SAP30L localizes in the nucleolus. (A), SAP30L colocalizes with nucleophosmin (NPM) in the nucleolus. Ten hour treatment with proteasome inhibitor MG132 causes further accumulation of SAP30L to the nucleolus. (B) NoLS signal resides between residues 120–140 in SAP30L. Arrows indicate cytoplasmic accumulation of the SAP30L 1–120 and SAP30L-NLSmut mutants. Arrowhead indicates the nucleolus. (C) Residues 120–127 in the SAP30L protein are necessary for its nucleolar accumulation. In the above experiments, HEK293T cells were transfected with the indicated myc-his-tagged constructs, and double-stained with anti-myc (construct) and anti-nucleophosmin (nucleolar marker) antibodies. Cells were further stained with DAPI in order to visualize the nuclei. Cells in the right panel were treated for 10 h with 10 µM proteasome inhibitor MG132. All the pictures were taken by confocal fluorescence microscope. Line-diagrams illustrate the fluorescence intensity (green, SAP30L; red, NPM) along the white line shown in merged images.
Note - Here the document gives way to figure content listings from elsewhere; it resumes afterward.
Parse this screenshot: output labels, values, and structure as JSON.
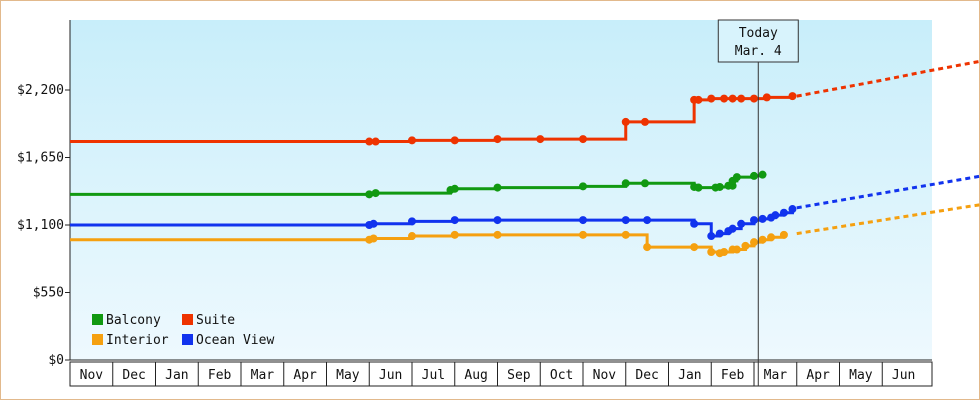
{
  "chart_data": {
    "type": "line",
    "title": "",
    "xlabel": "",
    "ylabel": "",
    "ylim": [
      0,
      2200
    ],
    "y_ticks": [
      "$0",
      "$550",
      "$1,100",
      "$1,650",
      "$2,200"
    ],
    "y_tick_values": [
      0,
      550,
      1100,
      1650,
      2200
    ],
    "x_months": [
      "Nov",
      "Dec",
      "Jan",
      "Feb",
      "Mar",
      "Apr",
      "May",
      "Jun",
      "Jul",
      "Aug",
      "Sep",
      "Oct",
      "Nov",
      "Dec",
      "Jan",
      "Feb",
      "Mar",
      "Apr",
      "May",
      "Jun"
    ],
    "today": {
      "line1": "Today",
      "line2": "Mar. 4",
      "month_index": 16.1
    },
    "grid": false,
    "legend_position": "bottom-left",
    "series": [
      {
        "name": "Balcony",
        "color": "#119911",
        "x": [
          0,
          7.0,
          7.15,
          8.9,
          9.0,
          10.0,
          12.0,
          13.0,
          13.45,
          14.6,
          14.7,
          14.7,
          15.1,
          15.2,
          15.4,
          15.5,
          15.5,
          15.6,
          16.0,
          16.2
        ],
        "y": [
          1350,
          1350,
          1360,
          1385,
          1395,
          1405,
          1415,
          1440,
          1440,
          1410,
          1405,
          1405,
          1405,
          1410,
          1420,
          1420,
          1460,
          1490,
          1500,
          1510
        ],
        "future_x": [],
        "future_y": []
      },
      {
        "name": "Suite",
        "color": "#ee3300",
        "x": [
          0,
          7.0,
          7.15,
          8.0,
          9.0,
          10.0,
          11.0,
          12.0,
          13.0,
          13.45,
          14.6,
          14.7,
          15.0,
          15.3,
          15.5,
          15.7,
          16.0,
          16.3,
          16.9
        ],
        "y": [
          1780,
          1780,
          1780,
          1790,
          1790,
          1800,
          1800,
          1800,
          1940,
          1940,
          2120,
          2120,
          2130,
          2130,
          2130,
          2130,
          2130,
          2140,
          2150
        ],
        "future_x": [
          17.0,
          18.0,
          19.0,
          20.0,
          21.0,
          22.0
        ],
        "future_y": [
          2150,
          2215,
          2280,
          2350,
          2415,
          2480
        ]
      },
      {
        "name": "Interior",
        "color": "#f5a010",
        "x": [
          0,
          7.0,
          7.1,
          8.0,
          9.0,
          10.0,
          12.0,
          13.0,
          13.5,
          14.6,
          15.0,
          15.2,
          15.3,
          15.5,
          15.6,
          15.8,
          16.0,
          16.2,
          16.4,
          16.7
        ],
        "y": [
          980,
          980,
          990,
          1010,
          1020,
          1020,
          1020,
          1020,
          920,
          920,
          880,
          870,
          880,
          900,
          900,
          930,
          960,
          980,
          1000,
          1020
        ],
        "future_x": [
          17.0,
          18.0,
          19.0,
          20.0,
          21.0,
          22.0
        ],
        "future_y": [
          1030,
          1085,
          1140,
          1195,
          1250,
          1300
        ]
      },
      {
        "name": "Ocean View",
        "color": "#1133ee",
        "x": [
          0,
          7.0,
          7.1,
          8.0,
          9.0,
          10.0,
          12.0,
          13.0,
          13.5,
          14.6,
          15.0,
          15.2,
          15.4,
          15.5,
          15.7,
          16.0,
          16.2,
          16.4,
          16.5,
          16.7,
          16.9
        ],
        "y": [
          1100,
          1100,
          1110,
          1130,
          1140,
          1140,
          1140,
          1140,
          1140,
          1110,
          1010,
          1030,
          1050,
          1070,
          1110,
          1140,
          1150,
          1160,
          1180,
          1200,
          1230
        ],
        "future_x": [
          17.0,
          18.0,
          19.0,
          20.0,
          21.0,
          22.0
        ],
        "future_y": [
          1240,
          1300,
          1360,
          1420,
          1480,
          1540
        ]
      }
    ],
    "legend": [
      {
        "name": "Balcony",
        "color": "#119911"
      },
      {
        "name": "Suite",
        "color": "#ee3300"
      },
      {
        "name": "Interior",
        "color": "#f5a010"
      },
      {
        "name": "Ocean View",
        "color": "#1133ee"
      }
    ]
  }
}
SAP30L-myc-his constructs used are illustrated on the left side of each panel. (D) The NoLS of SAP30L and SAP30 identified in this study was manually aligned with three other previously published nucleolus localizations sequences of the following human proteins: catalytic subunit of human telomerase [TERT (34)]; NOLP (35) and hLa (21).

Figure 6

SAP30 and SAP30L target Sin3A to the nucleolus. (A) Cotransfected SAP proteins target Sin3A to the nucleolus. Myc-Sin3A was transfected with either myc-his tagged SAP30L, SAP30L 1–120 or SAP30 and cells were treated for 10 h with MG132. Sin3A protein was visualized by the Sin3A antibody and SAP proteins with the His-tag antibody. Stained cells were analyzed with confocal microscopy. Arrows indicate the nucleoli. (B) Data in A (without MG132) were scored as percent of cells expressing Sin3A in the nucleoli (total 100 cells counted for each experiment) and illustrated as the histogram.

Figure 7

Fast turnover of the SAP30L protein correlates with its nucleolar localization. HEK293T cells were cotransfected with the indicated, myc-his-tagged constructs and a control vector (LacZ-myc-his). Cells were treated 10 h with either DMSO (vehicle), MG132 (proteasome inhibitor) or cyclohexamide (translation inhibitor). The lysed cells were subjected to SDS–PAGE and analyzed by Western blotting with anti-myc and anti-actin (loading control) antibodies. Band intensities were quantified and the amount of the protein in the sample was calculated after normalization to LacZ expression. Representative results from three independent experiments are shown.